Tuesday, 16 January 2001: 11:45 AM
Upmanu Lall, Lamont-Doherty Earth Observatory, Columbia Univ., Palisades, NY; and R. Balaji, K. Yochanan, and M. Jennifer
There is a great deal of interannual variability in the occurrence of named storms in the Atlantic Basin. We use "bootstrap" technique to find regions of Atlantic basin that exhibit significant differences in average storm days among various phases of large scale climate indicators (El Nino/Southern Oscillation ENSO), the North Atlantic Oscillation (NAO), and Tropical North Atlantic (TNA) sea surface temperatures. We find that warm phase of ENSO substantially reduces the number of storm days over the Gulf of Mexico and eastern US relative to neutral or cold phase. We also find that the high phase of NAO in preceeding winters tend to favor lesser storm days in general over the eastern Atlantic basin. Furthermore, we find that ENSO significantlyaffects the number of storms "Generated" in the basin, while the preceeding winter NAO affects the number of storms over the land regions. These results are interesting and have significant potential for probabilistic forecasting of storm days over different parts of the basin.

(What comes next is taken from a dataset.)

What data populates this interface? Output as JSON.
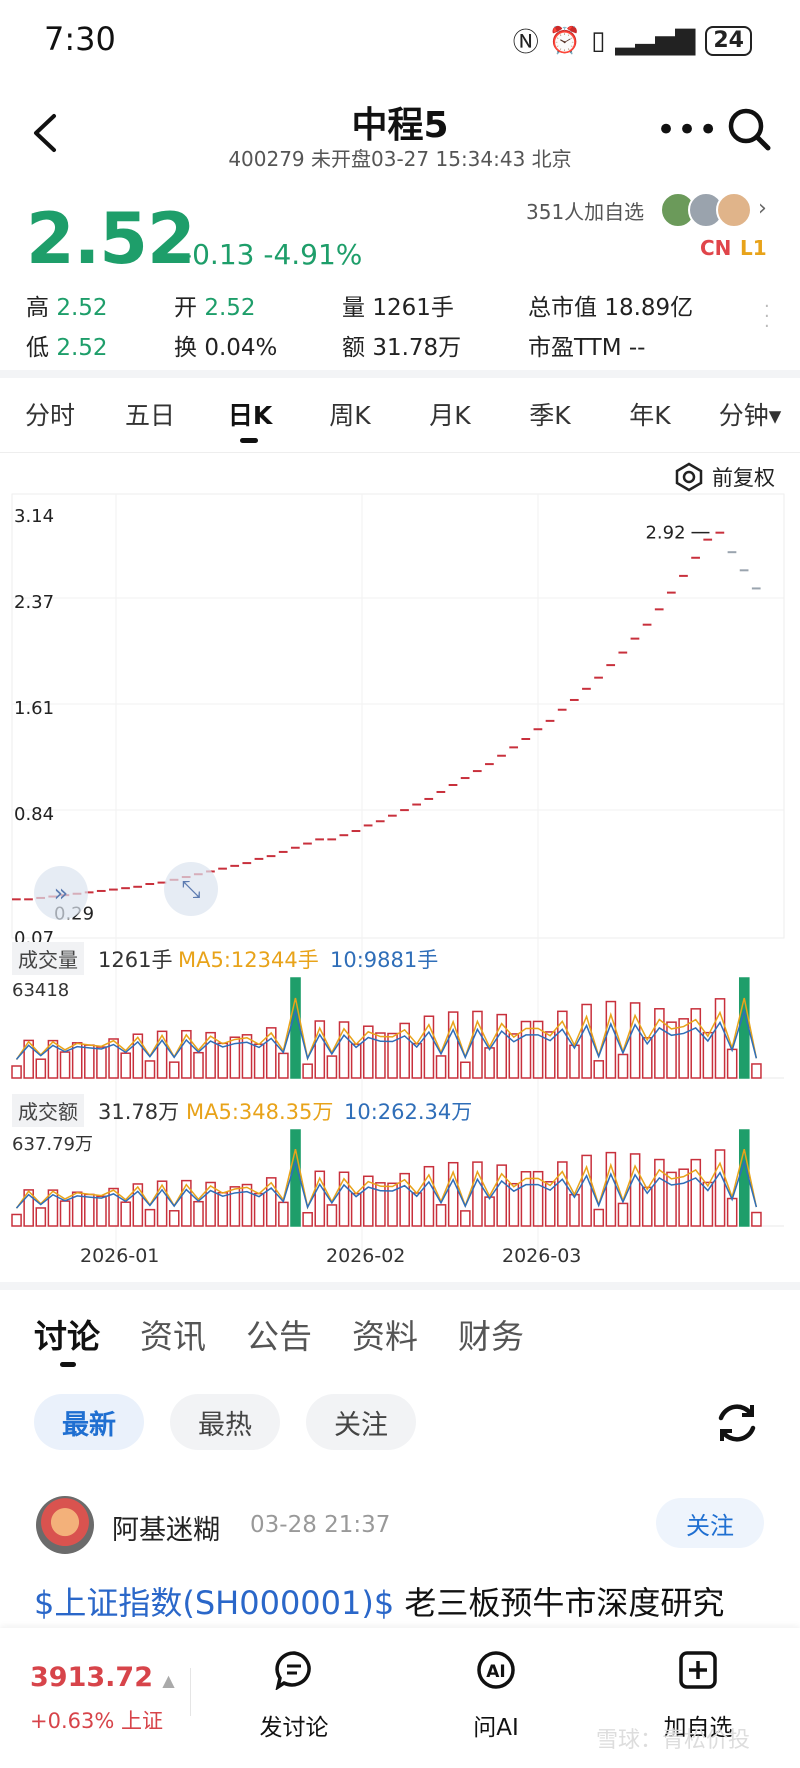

The ability to realistically simulate potential hurricane storm tracks, and condition them on global climate conditions (e.g., ENSO and NAO, or atmospheric circulation indices) is important for assessing the hazard these storms present to coastal regions in North and Central America for specific low frequency climate conditions and
under model generated climate change scenarios. To address this problem we develop a model that considers hurricane tracks to be a spatial Markov process over a regular 5x5
degree latitude longitude grid based on a directional probability distribution derived from the observed record of Atlantic tropical
storms. The model (hereafter referred to as the Markov Model) also
weighs in the probability for the termination of a storm's life as a
function of the location, and is initialized based on the probability
for storm inception, both calculated from historical data. A variety
of statistics (spatial and life distributions) of hurricanes
simulated from the Markov model were examined. Systematic biases were identified and potential improvements, including a bootstrap procedure are being explored.